Now that writing is my job and I want to go from having one sale a day to having dozens I have to establish a new routine. Working nights at my previous job often meant I slept late in the day, even on days off. It meant I was sometimes depressed and exhausted. It meant my off were for resting and idling the day away.  But now I'm revived and energized. Here's the action plan for the new career as a writer.

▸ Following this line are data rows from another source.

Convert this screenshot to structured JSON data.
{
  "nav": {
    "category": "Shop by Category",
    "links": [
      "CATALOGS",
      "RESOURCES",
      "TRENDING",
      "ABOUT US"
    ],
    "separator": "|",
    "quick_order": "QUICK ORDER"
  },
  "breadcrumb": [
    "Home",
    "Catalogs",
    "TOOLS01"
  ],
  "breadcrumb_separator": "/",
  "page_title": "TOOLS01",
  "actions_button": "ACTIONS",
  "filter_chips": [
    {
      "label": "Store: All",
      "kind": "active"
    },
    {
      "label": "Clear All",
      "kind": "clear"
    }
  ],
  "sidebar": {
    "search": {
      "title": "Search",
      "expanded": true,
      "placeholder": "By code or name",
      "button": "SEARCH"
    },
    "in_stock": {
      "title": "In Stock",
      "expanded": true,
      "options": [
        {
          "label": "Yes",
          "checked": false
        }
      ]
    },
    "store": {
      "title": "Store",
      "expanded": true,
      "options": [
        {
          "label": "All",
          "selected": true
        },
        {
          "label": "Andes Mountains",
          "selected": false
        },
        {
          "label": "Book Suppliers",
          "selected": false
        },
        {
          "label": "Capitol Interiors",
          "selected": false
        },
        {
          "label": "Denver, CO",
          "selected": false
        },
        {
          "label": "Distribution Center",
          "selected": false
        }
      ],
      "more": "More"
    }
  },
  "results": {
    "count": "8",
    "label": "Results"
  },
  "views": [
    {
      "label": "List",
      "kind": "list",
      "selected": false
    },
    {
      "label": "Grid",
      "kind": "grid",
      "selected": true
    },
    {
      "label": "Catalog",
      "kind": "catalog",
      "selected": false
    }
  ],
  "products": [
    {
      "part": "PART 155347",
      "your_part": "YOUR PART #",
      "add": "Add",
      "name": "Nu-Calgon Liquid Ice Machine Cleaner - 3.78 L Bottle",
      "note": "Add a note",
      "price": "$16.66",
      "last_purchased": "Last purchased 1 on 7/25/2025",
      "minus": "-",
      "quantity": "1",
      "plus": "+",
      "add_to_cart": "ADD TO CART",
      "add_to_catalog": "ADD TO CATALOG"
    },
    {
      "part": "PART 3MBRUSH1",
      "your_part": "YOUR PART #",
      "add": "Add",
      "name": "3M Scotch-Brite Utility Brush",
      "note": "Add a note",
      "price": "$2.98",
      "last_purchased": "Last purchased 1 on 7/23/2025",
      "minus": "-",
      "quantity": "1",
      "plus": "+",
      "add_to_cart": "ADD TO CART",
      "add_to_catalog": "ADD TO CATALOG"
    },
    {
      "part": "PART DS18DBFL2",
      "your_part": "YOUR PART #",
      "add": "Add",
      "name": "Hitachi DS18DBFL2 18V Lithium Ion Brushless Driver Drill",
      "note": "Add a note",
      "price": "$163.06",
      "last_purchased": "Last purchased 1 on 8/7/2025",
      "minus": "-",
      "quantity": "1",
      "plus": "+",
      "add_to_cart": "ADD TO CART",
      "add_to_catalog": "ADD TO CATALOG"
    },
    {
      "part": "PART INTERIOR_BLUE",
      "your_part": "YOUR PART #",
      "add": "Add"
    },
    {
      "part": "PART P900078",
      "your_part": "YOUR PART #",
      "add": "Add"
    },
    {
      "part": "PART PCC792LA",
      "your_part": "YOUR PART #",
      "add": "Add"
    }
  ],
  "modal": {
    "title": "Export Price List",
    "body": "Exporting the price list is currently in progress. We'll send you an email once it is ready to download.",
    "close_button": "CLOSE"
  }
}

1. Get out of vacation mode. No time for idle driving and shopping (no money either)
2. Get up early
3. Hit the books for reading
4. Hit the keyboard for writing and editing
5. Have fresh eyes for new and old work
6. Enjoy the process! 
So has all of this been yay! or yay? Well I've learned a lot about myself. I've learned that all of those moments when I feigned exhaustion and tiredness,  I was just being lazy. There's no day job boogey man to hide behind and blame for my lack of writing. Or my lack of reading. The internet is as distracting as ever. The bed sometimes still holds me until almost noon. The house isn't that much cleaner, and the belly isn't that much flatter. So now is the time for this good man to stop kidding himself. Get to work!

What does the future hold? I don't know. I fight off images of myself living under a bridge. I feel more guilty about not giving that homeless person a dollar. Gee that could be me one day.